With leather gloves to his elbows, goggles lowered over his eyes, and his scarf pulled up over his nose and mouth, Benjamin Alvis mutters under his breath as he uses both hands to catch the small iron cup of freshly brewed poison between the curved ends of his tongs, slowly lifting it from the table and tipping it over an open vial, which has a conical base and a metal funnel set into the top. The poison falls like syrup, thick and smelling of rot, and settles in the bottom almost instantly, not a ripple created even when the last drop falls.

The demon quickly sets an iron cork into the vial, the metal spelled to be pliable enough to work properly without a rubber ring to create a seal, which would melt upon contact with the poison anyways. Then, he quickly places it into a small box, packed with fabric to cushion and made of simple brown card stock, and binds it closed with a thin strip of leather.

With a sigh of relief, Benjamin tugs down his scarf and drops the gloves onto the tabletop, then trades his goggles for wire framed glasses. The goggle lenses are prescription; he could use a potion or spell to fix his eyesight, but his glasses have saved him from more than a few splatters and explosions when he had forgone or simply forgotten the goggles in his haste, so the slight inconvenience of glasses seems worth it.

Benjamin finds a pot of ink and uses one sharp claw as a pen, writing a few more seals across the top of the box, then tucks it under his arm carries it out front, where hopefully the courier sent to fetch it is already waiting. As he passes through the curtain, a spell woven into the fabric automatically hides his horns and tail and pointed ears from view; they are still there, merely unseen; he has to be cautious not to accidentally let anyone come in contact with them, lest they learn the truth.

His World

Killelan is a large city, one of the largest in the country, well known for its nightlife and the diversity of its citizens. It's not strange to see shops dedicated to everything from bondage gear to religious artifacts, fashion to photography, books to art supplies to vintage oddities, often all on the same block, and the people wandering the shops and streets vary just as widely.

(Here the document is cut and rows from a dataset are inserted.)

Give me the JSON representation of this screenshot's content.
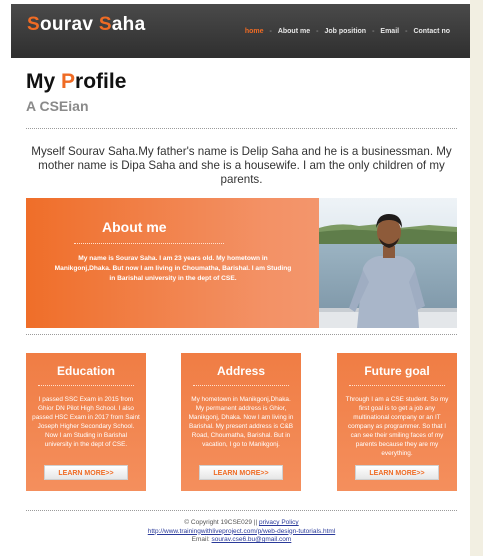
{
  "header": {
    "logo_first_letter": "S",
    "logo_first_rest": "ourav ",
    "logo_last_letter": "S",
    "logo_last_rest": "aha",
    "nav": [
      "home",
      "About me",
      "Job position",
      "Email",
      "Contact no"
    ],
    "active_nav": "home",
    "separator": "-"
  },
  "profile": {
    "title_first": "My ",
    "title_accent": "P",
    "title_rest": "rofile",
    "subtitle": "A CSEian",
    "intro": "Myself Sourav Saha.My father's name is Delip Saha and he is a businessman. My mother name is Dipa Saha and she is a housewife. I am the only children of my parents."
  },
  "about": {
    "title": "About me",
    "text": "My name is Sourav Saha. I am 23 years old. My hometown in Manikgonj,Dhaka. But now I am living in Choumatha, Barishal. I am Studing in Barishal university in the dept of CSE."
  },
  "cards": [
    {
      "title": "Education",
      "text": "I passed SSC Exam in 2015 from Ghior DN Pilot High School. I also passed HSC Exam in 2017 from Saint Joseph Higher Secondary School. Now I am Studing in Barishal university in the dept of CSE.",
      "button": "LEARN MORE>>"
    },
    {
      "title": "Address",
      "text": "My hometown in Manikgonj,Dhaka. My permanent address is Ghior, Manikgonj, Dhaka. Now I am living in Barishal. My present address is C&B Road, Choumatha, Barishal. But in vacation, I go to Manikgonj.",
      "button": "LEARN MORE>>"
    },
    {
      "title": "Future goal",
      "text": "Through I am a CSE student. So my first goal is to get a job any multinational company or an IT company as programmer. So that I can see their smiling faces of my parents because they are my everything.",
      "button": "LEARN MORE>>"
    }
  ],
  "footer": {
    "copyright": "© Copyright 19CSE029 ||",
    "privacy": "privacy Policy",
    "url": "http://www.trainingwithliveproject.com/p/web-design-tutorials.html",
    "email_label": "Email:",
    "email": "sourav.cse6.bu@gmail.com"
  },
  "colors": {
    "accent": "#ef6b24",
    "header_bg": "#3a3a3a",
    "panel": "#f07d44"
  }
}
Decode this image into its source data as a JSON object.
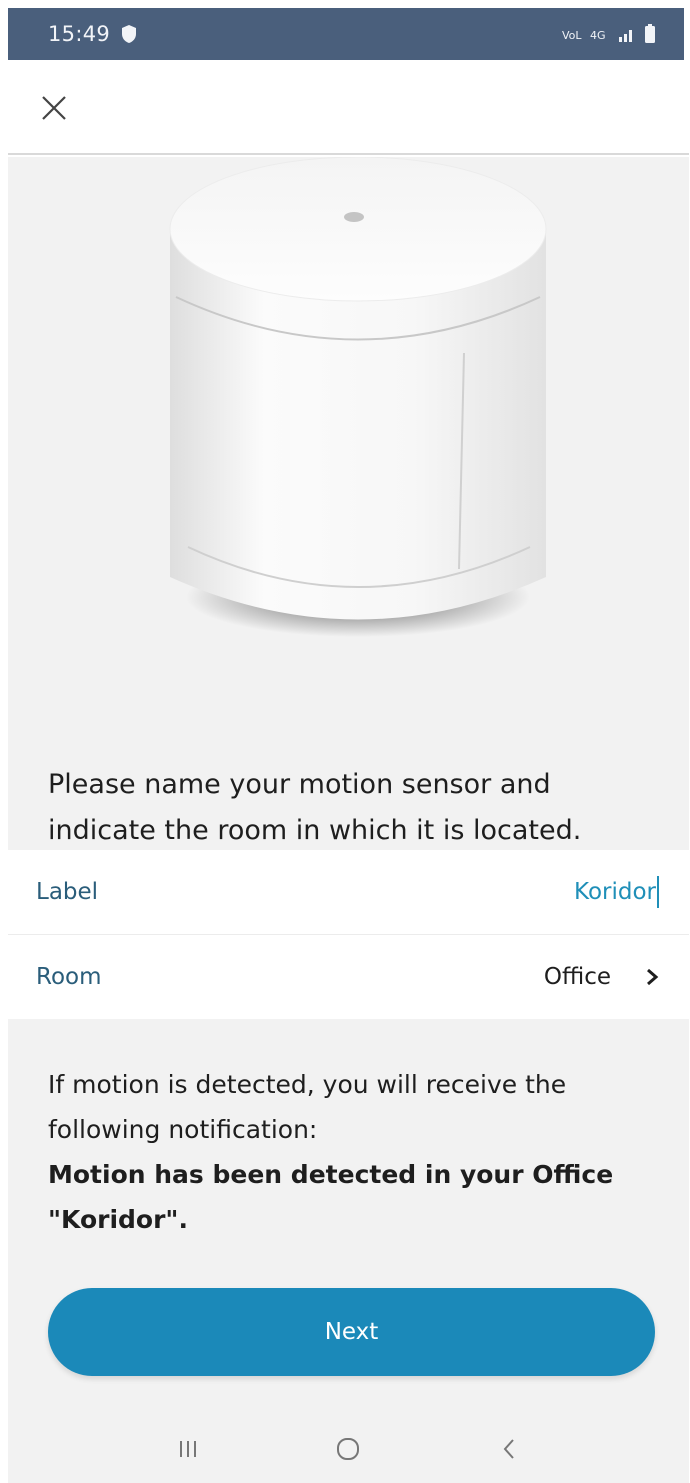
{
  "status_bar": {
    "time": "15:49",
    "icons": [
      "shield-icon",
      "volte1-icon",
      "volte2-icon",
      "signal-icon",
      "battery-icon"
    ]
  },
  "top_bar": {
    "close_icon": "close-icon"
  },
  "device": {
    "image": "motion-sensor-device"
  },
  "instruction": "Please name your motion sensor and indicate the room in which it is located.",
  "form": {
    "label": {
      "label": "Label",
      "value": "Koridor"
    },
    "room": {
      "label": "Room",
      "value": "Office",
      "icon": "chevron-right-icon"
    }
  },
  "notice": {
    "text": "If motion is detected, you will receive the following notification:",
    "example": "Motion has been detected in your Office \"Koridor\"."
  },
  "next_button": {
    "label": "Next"
  },
  "nav_bar": {
    "icons": [
      "recents-icon",
      "home-icon",
      "back-icon"
    ]
  },
  "colors": {
    "status_bar": "#4a5f7c",
    "accent": "#1b89b9",
    "label_text": "#2a5d7a",
    "background": "#f2f2f2"
  }
}
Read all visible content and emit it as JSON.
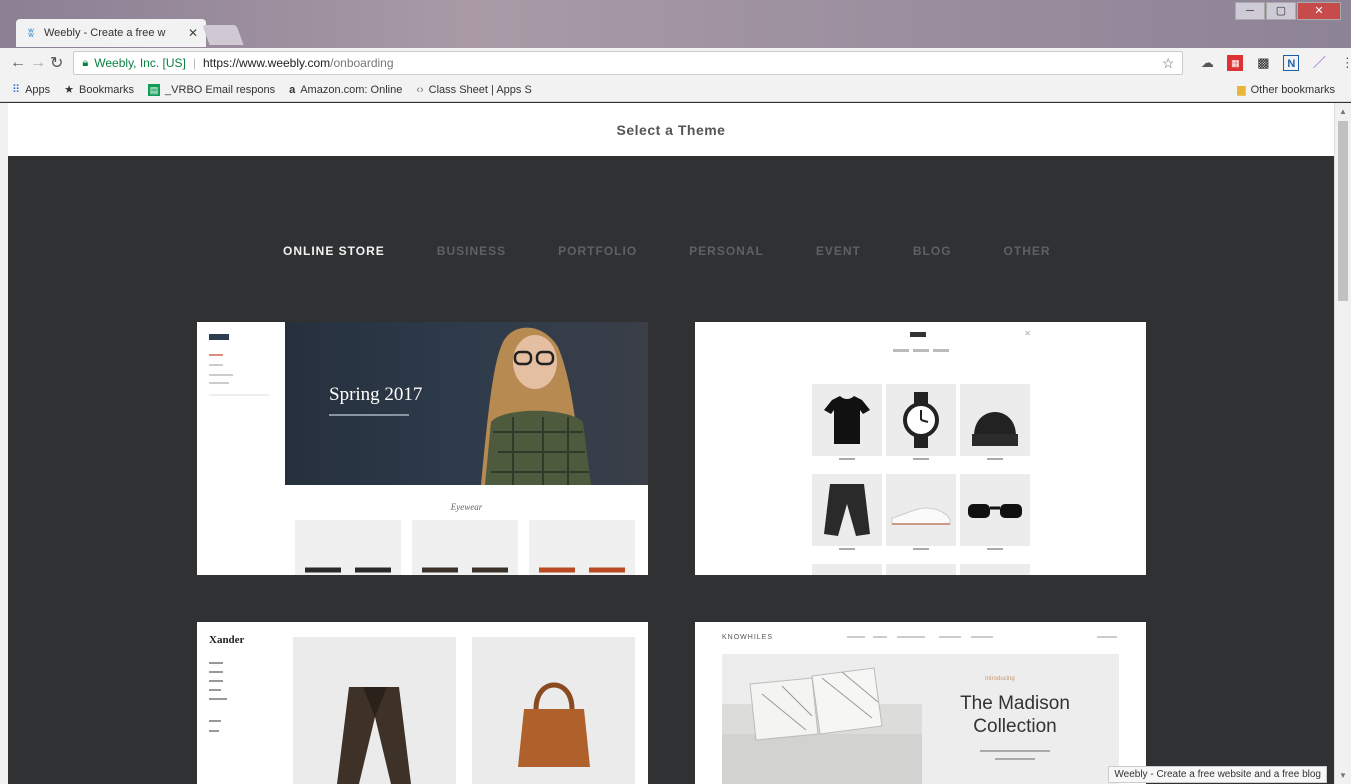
{
  "browser": {
    "tab_title": "Weebly - Create a free w",
    "tab_close": "✕",
    "window_controls": [
      "─",
      "▢",
      "✕"
    ],
    "address": {
      "secure_label": "Weebly, Inc. [US]",
      "url_base": "https://www.weebly.com",
      "url_path": "/onboarding"
    },
    "bookmarks": [
      {
        "icon": "apps-icon",
        "label": "Apps"
      },
      {
        "icon": "star-icon",
        "label": "Bookmarks"
      },
      {
        "icon": "sheets-icon",
        "label": "_VRBO Email respons"
      },
      {
        "icon": "amazon-icon",
        "label": "Amazon.com: Online"
      },
      {
        "icon": "code-icon",
        "label": "Class Sheet | Apps S"
      }
    ],
    "other_bookmarks": "Other bookmarks",
    "status_bar": "Weebly - Create a free website and a free blog"
  },
  "page": {
    "header_title": "Select a Theme",
    "categories": [
      "ONLINE STORE",
      "BUSINESS",
      "PORTFOLIO",
      "PERSONAL",
      "EVENT",
      "BLOG",
      "OTHER"
    ],
    "active_category": "ONLINE STORE",
    "themes": {
      "card1": {
        "hero_title": "Spring 2017",
        "section_title": "Eyewear"
      },
      "card3": {
        "brand": "Xander"
      },
      "card4": {
        "brand": "KNOWHILES",
        "title": "The Madison Collection",
        "intro": "Introducing"
      }
    }
  },
  "colors": {
    "page_bg": "#2f3133",
    "active_category": "#f2f2f2",
    "inactive_category": "#5d6166"
  }
}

The buildings are tall, the alleys are narrow, the subway and older buildings graffiti'd, but there are plants along the sidewalks and small parks tucked into empty lots.

There are nearly 8 million people living in Killelan, and almost none of them realize that there are creatures of myth walking among them. Demons and angels, mages and creatures from all lore and legends, hidden in plain sight.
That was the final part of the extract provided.